The creation of the Movielens database, which contains film descriptions and statistics. More specifically, there is a folder containing the codes of the sql tables, which receive data from the dataset folder. To process the Nested JSON of keyword.csv we created a file examine_keywords.py, where we split it into two different csv files: movie_keywords.csv (containing the movie - keywords dependency) and keywords.csv (containing the id - keyword dependency). Finally, the file examine_collection.py is for recording unique collections and avoiding duplicates.
Processing of the databases data using twelve sql queries stored in the corresponding sql file. Each query has a comment about its purpose. The Queries notes.txt contains information about the queries producers process.
Correcting the functional dependencies in the corresponding sql file, where we delete the actors that have above name or gender and restore the dependencies with the alter tables. Also the dependencies are reproduced in the er model.
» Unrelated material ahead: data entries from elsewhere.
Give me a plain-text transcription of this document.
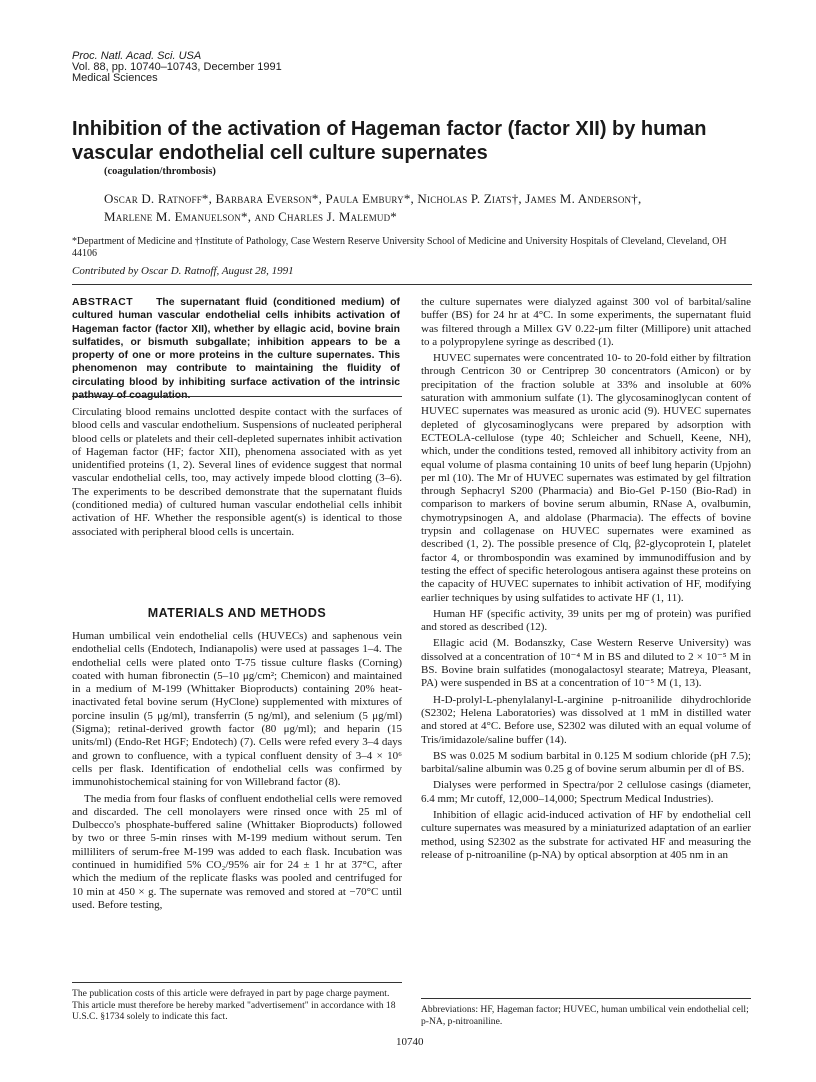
Proc. Natl. Acad. Sci. USA
Vol. 88, pp. 10740–10743, December 1991
Medical Sciences
Inhibition of the activation of Hageman factor (factor XII) by human vascular endothelial cell culture supernates
(coagulation/thrombosis)
Oscar D. Ratnoff*, Barbara Everson*, Paula Embury*, Nicholas P. Ziats†, James M. Anderson†,
Marlene M. Emanuelson*, and Charles J. Malemud*
*Department of Medicine and †Institute of Pathology, Case Western Reserve University School of Medicine and University Hospitals of Cleveland, Cleveland, OH 44106
Contributed by Oscar D. Ratnoff, August 28, 1991
ABSTRACT The supernatant fluid (conditioned medium) of cultured human vascular endothelial cells inhibits activation of Hageman factor (factor XII), whether by ellagic acid, bovine brain sulfatides, or bismuth subgallate; inhibition appears to be a property of one or more proteins in the culture supernates. This phenomenon may contribute to maintaining the fluidity of circulating blood by inhibiting surface activation of the intrinsic

Circulating blood remains unclotted despite contact with the surfaces of blood cells and vascular endothelium. Suspensions of nucleated peripheral blood cells or platelets and their cell-depleted supernates inhibit activation of Hageman factor (HF; factor XII), phenomena associated with as yet unidentified proteins (1, 2). Several lines of evidence suggest that normal vascular endothelial cells, too, may actively impede blood clotting (3–6). The experiments to be described demonstrate that the supernatant fluids (conditioned media) of cultured human vascular endothelial cells inhibit activation of HF. Whether the responsible agent(s) is identical to those associated with peripheral blood cells is uncertain.

MATERIALS AND METHODS

Human umbilical vein endothelial cells (HUVECs) and saphenous vein endothelial cells (Endotech, Indianapolis) were used at passages 1–4. The endothelial cells were plated onto T-75 tissue culture flasks (Corning) coated with human fibronectin (5–10 μg/cm²; Chemicon) and maintained in a medium of M-199 (Whittaker Bioproducts) containing 20% heat-inactivated fetal bovine serum (HyClone) supplemented with mixtures of porcine insulin (5 μg/ml), transferrin (5 ng/ml), and selenium (5 μg/ml) (Sigma); retinal-derived growth factor (80 μg/ml); and heparin (15 units/ml) (Endo-Ret HGF; Endotech) (7). Cells were refed every 3–4 days and grown to confluence, with a typical confluent density of 3–4 × 10⁶ cells per flask. Identification of endothelial cells was confirmed by immunohistochemical staining for von Willebrand factor (8).

The media from four flasks of confluent endothelial cells were removed and discarded. The cell monolayers were rinsed once with 25 ml of Dulbecco's phosphate-buffered saline (Whittaker Bioproducts) followed by two or three 5-min rinses with M-199 medium without serum. Ten milliliters of serum-free M-199 was added to each flask. Incubation was continued in humidified 5% CO₂/95% air for 24 ± 1 hr at 37°C, after which the medium of the replicate flasks was pooled and centrifuged for 10 min at 450 × g. The supernate was removed and stored at −70°C until used. Before testing,

the culture supernates were dialyzed against 300 vol of barbital/saline buffer (BS) for 24 hr at 4°C. In some experiments, the supernatant fluid was filtered through a Millex GV 0.22-μm filter (Millipore) unit attached to a polypropylene syringe as described (1).

HUVEC supernates were concentrated 10- to 20-fold either by filtration through Centricon 30 or Centriprep 30 concentrators (Amicon) or by precipitation of the fraction soluble at 33% and insoluble at 60% saturation with ammonium sulfate (1). The glycosaminoglycan content of HUVEC supernates was measured as uronic acid (9). HUVEC supernates depleted of glycosaminoglycans were prepared by adsorption with ECTEOLA-cellulose (type 40; Schleicher and Schuell, Keene, NH), which, under the conditions tested, removed all inhibitory activity from an equal volume of plasma containing 10 units of beef lung heparin (Upjohn) per ml (10). The Mr of HUVEC supernates was estimated by gel filtration through Sephacryl S200 (Pharmacia) and Bio-Gel P-150 (Bio-Rad) in comparison to markers of bovine serum albumin, RNase A, ovalbumin, chymotrypsinogen A, and aldolase (Pharmacia). The effects of bovine trypsin and collagenase on HUVEC supernates were examined as described (1, 2). The possible presence of Clq, β2-glycoprotein I, platelet factor 4, or thrombospondin was examined by immunodiffusion and by testing the effect of specific heterologous antisera against these proteins on the capacity of HUVEC supernates to inhibit activation of HF, modifying earlier techniques by using sulfatides to activate HF (1, 11).

Human HF (specific activity, 39 units per mg of protein) was purified and stored as described (12).

Ellagic acid (M. Bodanszky, Case Western Reserve University) was dissolved at a concentration of 10⁻⁴ M in BS and diluted to 2 × 10⁻⁵ M in BS. Bovine brain sulfatides (monogalactosyl stearate; Matreya, Pleasant, PA) were suspended in BS at a concentration of 10⁻⁵ M (1, 13).

H-D-prolyl-L-phenylalanyl-L-arginine p-nitroanilide dihydrochloride (S2302; Helena Laboratories) was dissolved at 1 mM in distilled water and stored at 4°C. Before use, S2302 was diluted with an equal volume of Tris/imidazole/saline buffer (14).

BS was 0.025 M sodium barbital in 0.125 M sodium chloride (pH 7.5); barbital/saline albumin was 0.25 g of bovine serum albumin per dl of BS.

Dialyses were performed in Spectra/por 2 cellulose casings (diameter, 6.4 mm; Mr cutoff, 12,000–14,000; Spectrum Medical Industries).

Inhibition of ellagic acid-induced activation of HF by endothelial cell culture supernates was measured by a miniaturized adaptation of an earlier method, using S2302 as the substrate for activated HF and measuring the release of p-nitroaniline (p-NA) by optical absorption at 405 nm in an

The publication costs of this article were defrayed in part by page charge payment. This article must therefore be hereby marked "advertisement" in accordance with 18 U.S.C. §1734 solely to indicate this fact.
Abbreviations: HF, Hageman factor; HUVEC, human umbilical vein endothelial cell; p-NA, p-nitroaniline.
10740
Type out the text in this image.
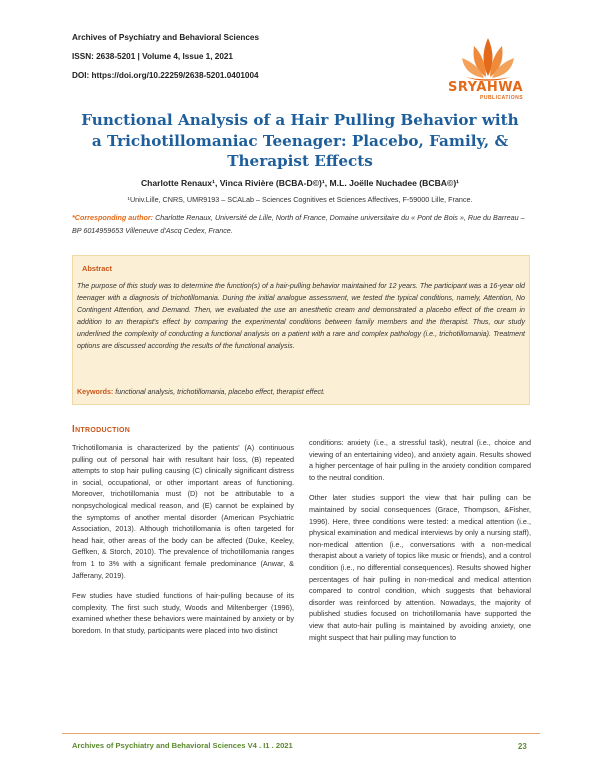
Archives of Psychiatry and Behavioral Sciences
ISSN: 2638-5201 | Volume 4, Issue 1, 2021
DOI: https://doi.org/10.22259/2638-5201.0401004
SRYAHWA
PUBLICATIONS
Functional Analysis of a Hair Pulling Behavior with
a Trichotillomaniac Teenager: Placebo, Family, &
Therapist Effects
Charlotte Renaux¹, Vinca Rivière (BCBA-D©)¹, M.L. Joëlle Nuchadee (BCBA©)¹
¹Univ.Lille, CNRS, UMR9193 – SCALab – Sciences Cognitives et Sciences Affectives, F-59000 Lille, France.
*Corresponding author: Charlotte Renaux, Université de Lille, North of France, Domaine universitaire du « Pont de Bois », Rue du Barreau – BP 6014959653 Villeneuve d'Ascq Cedex, France.
Abstract
The purpose of this study was to determine the function(s) of a hair-pulling behavior maintained for 12 years. The participant was a 16-year old teenager with a diagnosis of trichotillomania. During the initial analogue assessment, we tested the typical conditions, namely, Attention, No Contingent Attention, and Demand. Then, we evaluated the use an anesthetic cream and demonstrated a placebo effect of the cream in addition to an therapist's effect by comparing the experimental conditions between family members and the therapist. Thus, our study underlined the complexity of conducting a functional analysis on a patient with a rare and complex pathology (i.e., trichotillomania). Treatment options are discussed according the results of the functional analysis.
Keywords: functional analysis, trichotillomania, placebo effect, therapist effect.
Introduction

Trichotillomania is characterized by the patients' (A) continuous pulling out of personal hair with resultant hair loss, (B) repeated attempts to stop hair pulling causing (C) clinically significant distress in social, occupational, or other important areas of functioning. Moreover, trichotillomania must (D) not be attributable to a nonpsychological medical reason, and (E) cannot be explained by the symptoms of another mental disorder (American Psychiatric Association, 2013). Although trichotillomania is often targeted for head hair, other areas of the body can be affected (Duke, Keeley, Geffken, & Storch, 2010). The prevalence of trichotillomania ranges from 1 to 3% with a significant female predominance (Anwar, & Jafferany, 2019).

Few studies have studied functions of hair-pulling because of its complexity. The first such study, Woods and Miltenberger (1996), examined whether these behaviors were maintained by anxiety or by boredom. In that study, participants were placed into two distinct

conditions: anxiety (i.e., a stressful task), neutral (i.e., choice and viewing of an entertaining video), and anxiety again. Results showed a higher percentage of hair pulling in the anxiety condition compared to the neutral condition.

Other later studies support the view that hair pulling can be maintained by social consequences (Grace, Thompson, &Fisher, 1996). Here, three conditions were tested: a medical attention (i.e., physical examination and medical interviews by only a nursing staff), non-medical attention (i.e., conversations with a non-medical therapist about a variety of topics like music or friends), and a control condition (i.e., no differential consequences). Results showed higher percentages of hair pulling in non-medical and medical attention compared to control condition, which suggests that behavioral disorder was reinforced by attention. Nowadays, the majority of published studies focused on trichotillomania have supported the view that auto-hair pulling is maintained by avoiding anxiety, one might suspect that hair pulling may function to

Archives of Psychiatry and Behavioral Sciences V4 . I1 . 2021	23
Reconfigure the database by creating an extra Person table, incorporating the Actor and CrewMember tables, in part1.sql, so that the database has the BCNF form. In part2.sql we have created three queries to see if we succeeded it. Again, we made an er model.
In the project we dealt with the creation of statistics through sql queries. In all the profiles we followed the following course of action:
- Executions the sql query
- Save the fetch in a row variable
- Create a corresponding number of tables, 2 if the layout is 2D and 3 if it is three-dimensional, so that we can store the output of the results of the variable rows.
- Store in numpy array format and put it as a parameter in the corresponding representation program.